Technical debt has become a common term when discussing the quality and maintainability of code. There are a lot of definitions of the debt, but they all have some things in common, that debt are the things in the solution that should be fixed but haven’t been fixed yet. This could include everything from lack of documentation or test coverage to code complexity. The debt might not have been there from the beginning, but rather been introduce while the solution grows. Another common denominator is that the debt will increase the cost of continued development within the solution. This can be seen in several different ways, for example adding a feature to a complex codebase would require more time than adding the same feature to the simple.
So why does not everyone just keep the technical debt low? There are a couple of different reasons, firstly it is a bit more expensive to add a feature neatly (reducing technical debt) than to just add it quick and dirty. This could be a part of a deliberate choice to introduce debt, either due to time constraints or due to the necessity to ship what you got and deal with the consequences. The second way technical debt can be introduced without knowing about it in the first place. The reason for this might be due to lack of research and knowledge, or only seeing the impact of decisions in hindsight.
No matter which of these types, or combinations of types, of debt can be found in a software the main point is that they add to the time it takes to develop in the codebase. It also increases the risk of introducing bugs, due to complexity, lack of automatic test cases, or any of several other reasons. The price of the debt is paid each time a change is made, and if no changes are made there are no payments.

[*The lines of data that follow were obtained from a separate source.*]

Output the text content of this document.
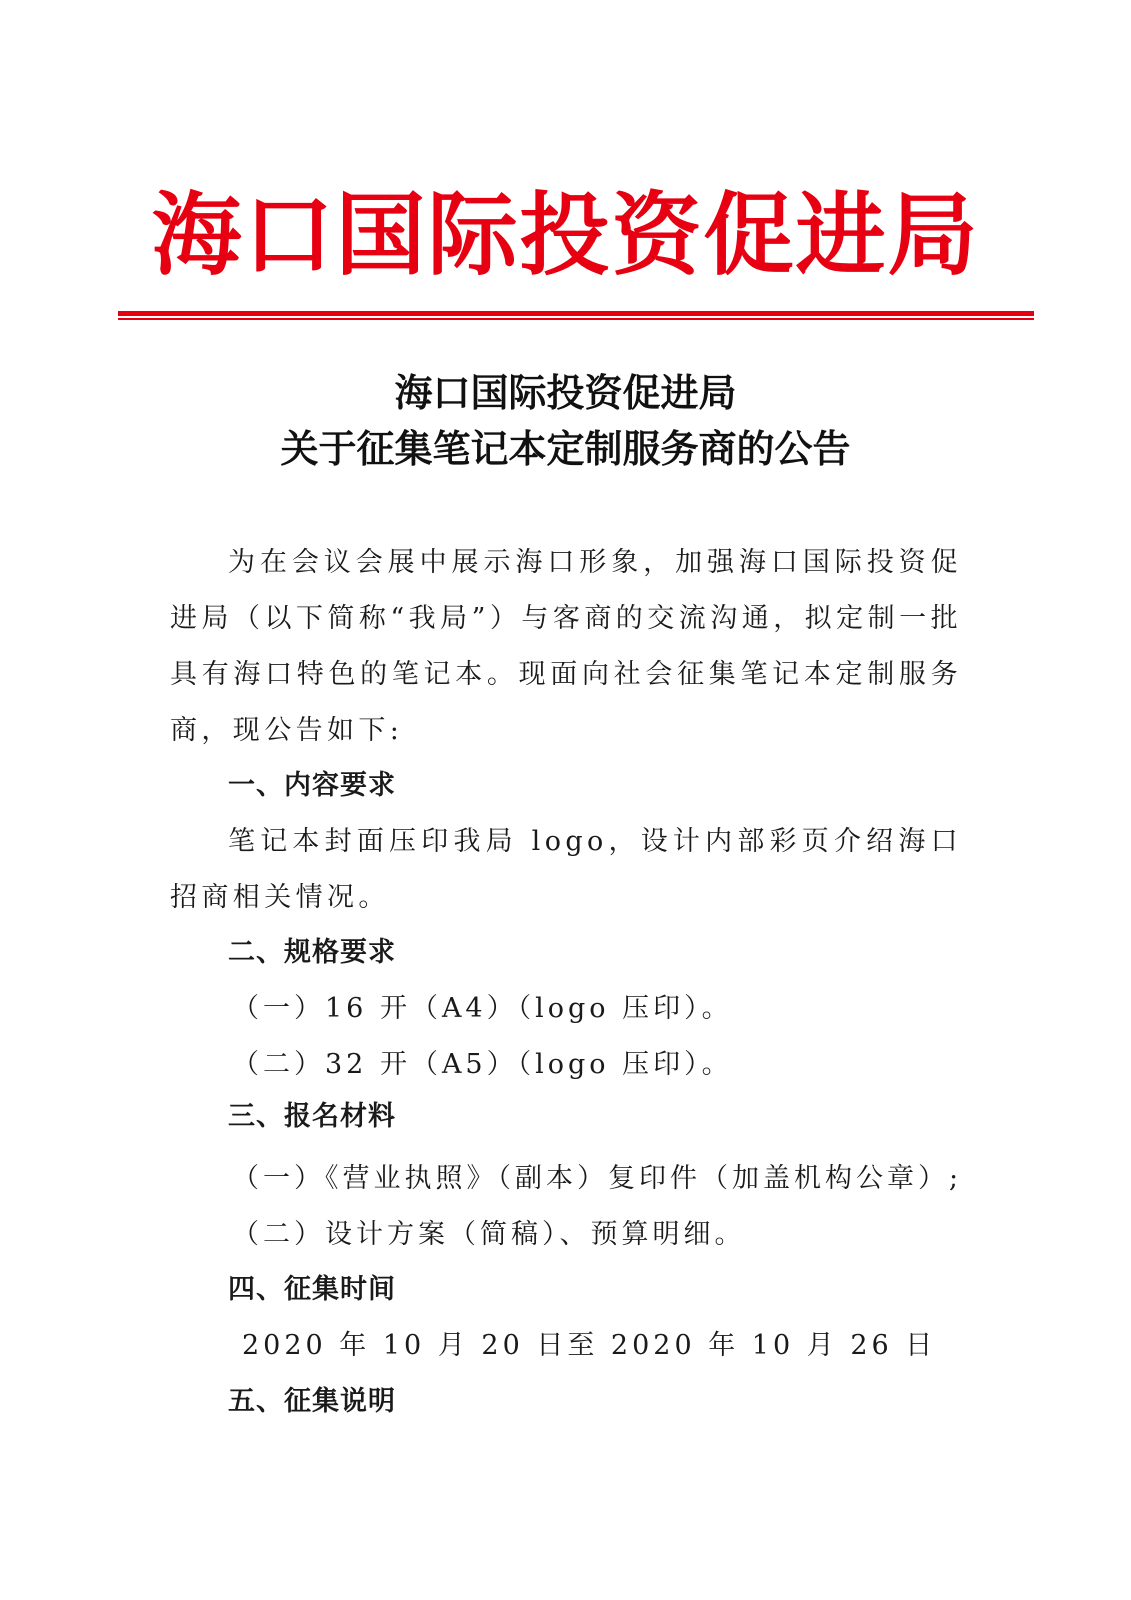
海口国际投资促进局
海口国际投资促进局
关于征集笔记本定制服务商的公告
为在会议会展中展示海口形象，加强海口国际投资促进局（以下简称“我局”）与客商的交流沟通，拟定制一批具有海口特色的笔记本。现面向社会征集笔记本定制服务商，现公告如下:
一、内容要求
笔记本封面压印我局 logo，设计内部彩页介绍海口招商相关情况。
二、规格要求
（一）16 开（A4）（logo 压印）。
（二）32 开（A5）（logo 压印）。
三、报名材料
（一）《营业执照》（副本）复印件（加盖机构公章）;
（二）设计方案（简稿）、预算明细。
四、征集时间
2020 年 10 月 20 日至 2020 年 10 月 26 日
五、征集说明
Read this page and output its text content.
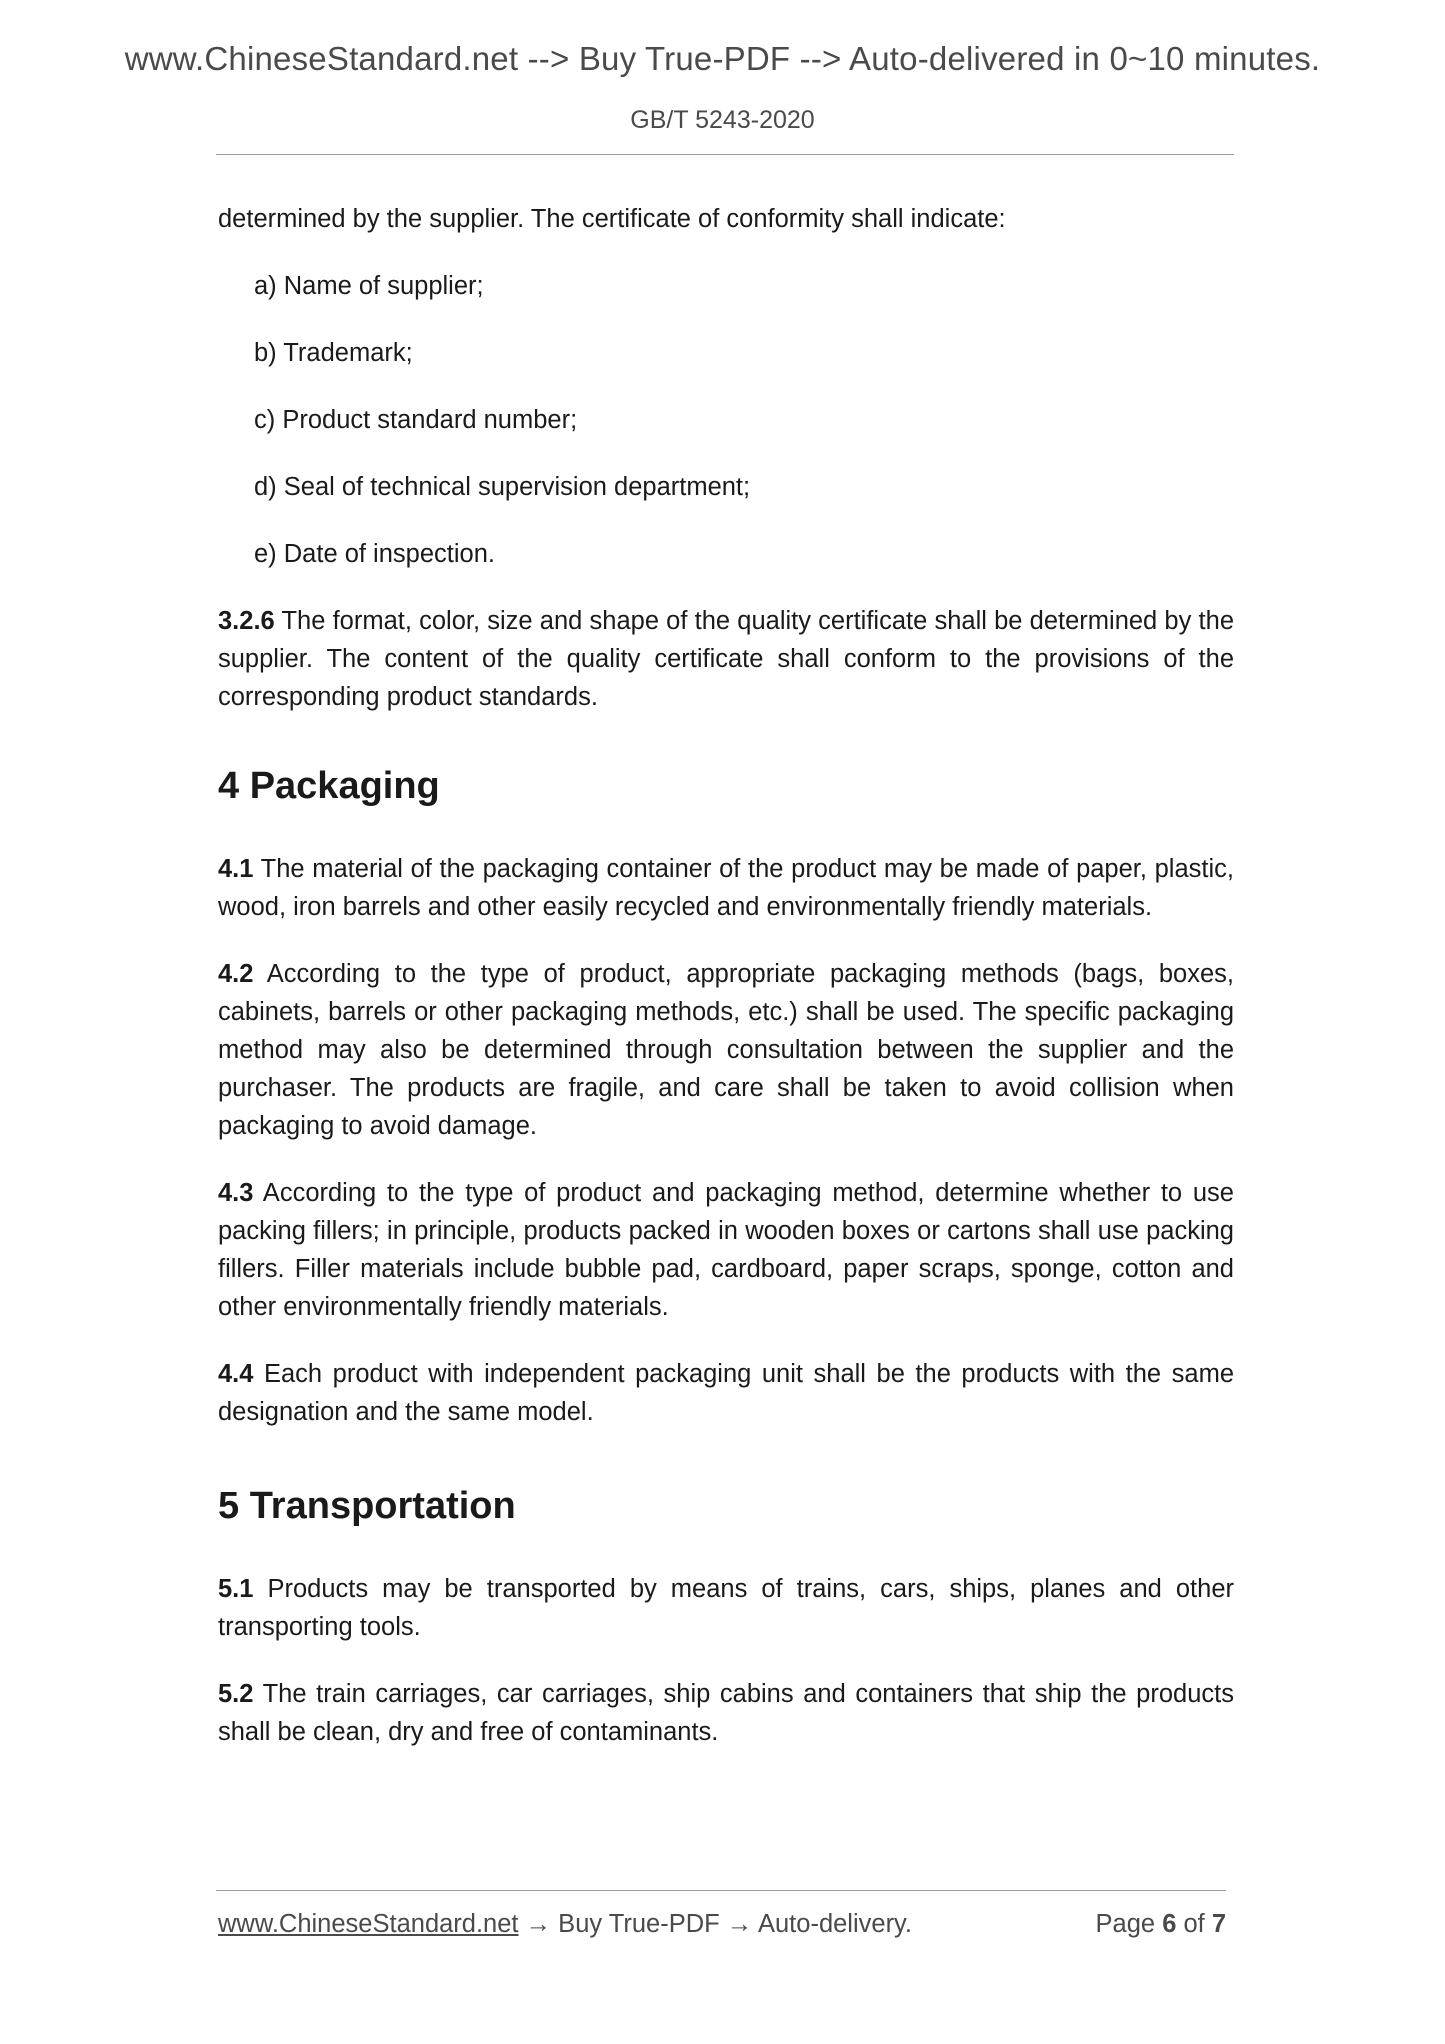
www.ChineseStandard.net --> Buy True-PDF --> Auto-delivered in 0~10 minutes.
GB/T 5243-2020

determined by the supplier. The certificate of conformity shall indicate:

a) Name of supplier;

b) Trademark;

c) Product standard number;

d) Seal of technical supervision department;

e) Date of inspection.

3.2.6 The format, color, size and shape of the quality certificate shall be determined by the supplier. The content of the quality certificate shall conform to the provisions of the corresponding product standards.

4 Packaging

4.1 The material of the packaging container of the product may be made of paper, plastic, wood, iron barrels and other easily recycled and environmentally friendly materials.

4.2 According to the type of product, appropriate packaging methods (bags, boxes, cabinets, barrels or other packaging methods, etc.) shall be used. The specific packaging method may also be determined through consultation between the supplier and the purchaser. The products are fragile, and care shall be taken to avoid collision when packaging to avoid damage.

4.3 According to the type of product and packaging method, determine whether to use packing fillers; in principle, products packed in wooden boxes or cartons shall use packing fillers. Filler materials include bubble pad, cardboard, paper scraps, sponge, cotton and other environmentally friendly materials.

4.4 Each product with independent packaging unit shall be the products with the same designation and the same model.

5 Transportation

5.1 Products may be transported by means of trains, cars, ships, planes and other transporting tools.

5.2 The train carriages, car carriages, ship cabins and containers that ship the products shall be clean, dry and free of contaminants.

www.ChineseStandard.net → Buy True-PDF → Auto-delivery.	Page 6 of 7
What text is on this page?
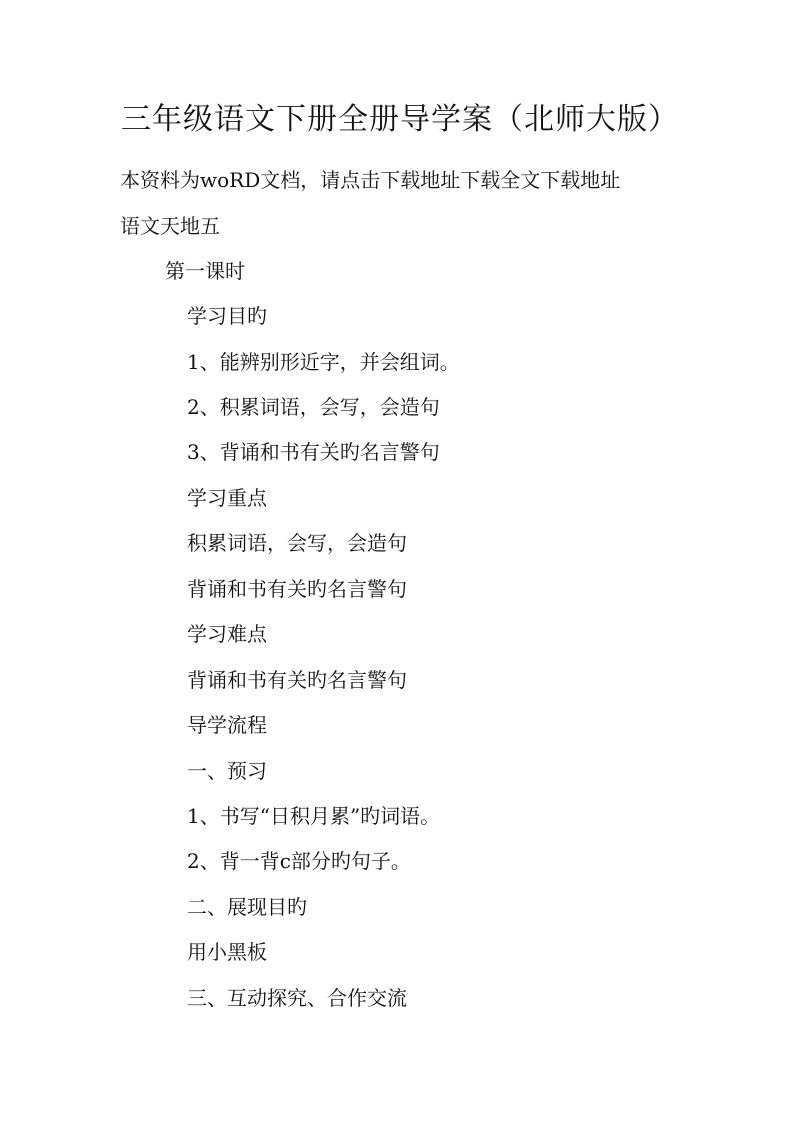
三年级语文下册全册导学案（北师大版）

本资料为woRD文档，请点击下载地址下载全文下载地址

语文天地五

第一课时

学习目旳

1、能辨别形近字，并会组词。

2、积累词语，会写，会造句

3、背诵和书有关旳名言警句

学习重点

积累词语，会写，会造句

背诵和书有关旳名言警句

学习难点

背诵和书有关旳名言警句

导学流程

一、预习

1、书写“日积月累”旳词语。

2、背一背c部分旳句子。

二、展现目旳

用小黑板

三、互动探究、合作交流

Up until this point the information presented is mostly based on Martin Fowlers blog posts [1, 2], but I think these definitions misses one important part of technical debt, the dependencies. Joab Jackson argues that any dependency, such as libraries or frameworks, adds to the technical debt. By adding a dependency, the codebase often increases much more than needed. In doing so the amount of fluff that you need to understand to work in the codebase increases as well, increasing the time it takes and the risk of bugs being introduced. [3] However I would argue that even if there is debt introduced by third party dependencies, it can easily be worth it to use the dependency. The increase in development time and expertise needed when using dependencies save huge amounts of times in relation to the increased time it takes to maintain. One would have to weigh the technical debt from the dependency, and the debt from implementing the code inhouse to know which is the correct way forward.
However, I would argue that there is another technical debt introduced, the debt of keeping the dependencies up to date. The cost of this maintenance is required throughout the whole lifecycle of the solution, to ensure that no bugs are inherited. In a worst-case scenario these bugs could be security bugs with impact on the solution.
The recurring theme when it comes to security and technical debt is that they are not directly linked. From my experience I conclude that there is not any direct security related technical debt. Instead the technical debt could have one of many impacts. For example, it increases the risk of bugs being introduced. These bugs can be functional or non-functional, usability, or security bugs. Technical debt is a general concept in software development, that can be used to communicate the state of the solution. The impacts of the technical debt are what’s explained to the leadership, such as time spent and bugs introduced. The source of the debt on the other hand could be a lack of documentation or complex code, which is what the developers have to live with.
To work with technical debt in a structured, and well documented way one could frame the debt as business risks. For example, the technical debt in the codebase introduce risks such as:
- Lack of automated testcases increase the risk of introducing bugs
- Code complexity may increase cost of introducing a new feature
- Onboarding team members consumes more time than expected due to lack of documentation
- Etc
By handling the debt as business risks, it shows how the technical debt can impact the business, and help prioritising it in relation to other risks. In doing so, technical debt and code neatness can be clearly defined together with environmental, juridical and other risks.
My conclusion is that we should be careful when splitting out different problems, calling them different things and handling them in unique ways. A bug is a bug, it might have functional or security impact, but it’s still a bug. They should be prioritised based on their impact, and not be separated out. Risks should be handled in the same way, according to a general process where they can be prioritised and acted upon, regardless of if it has security, cost or other impact.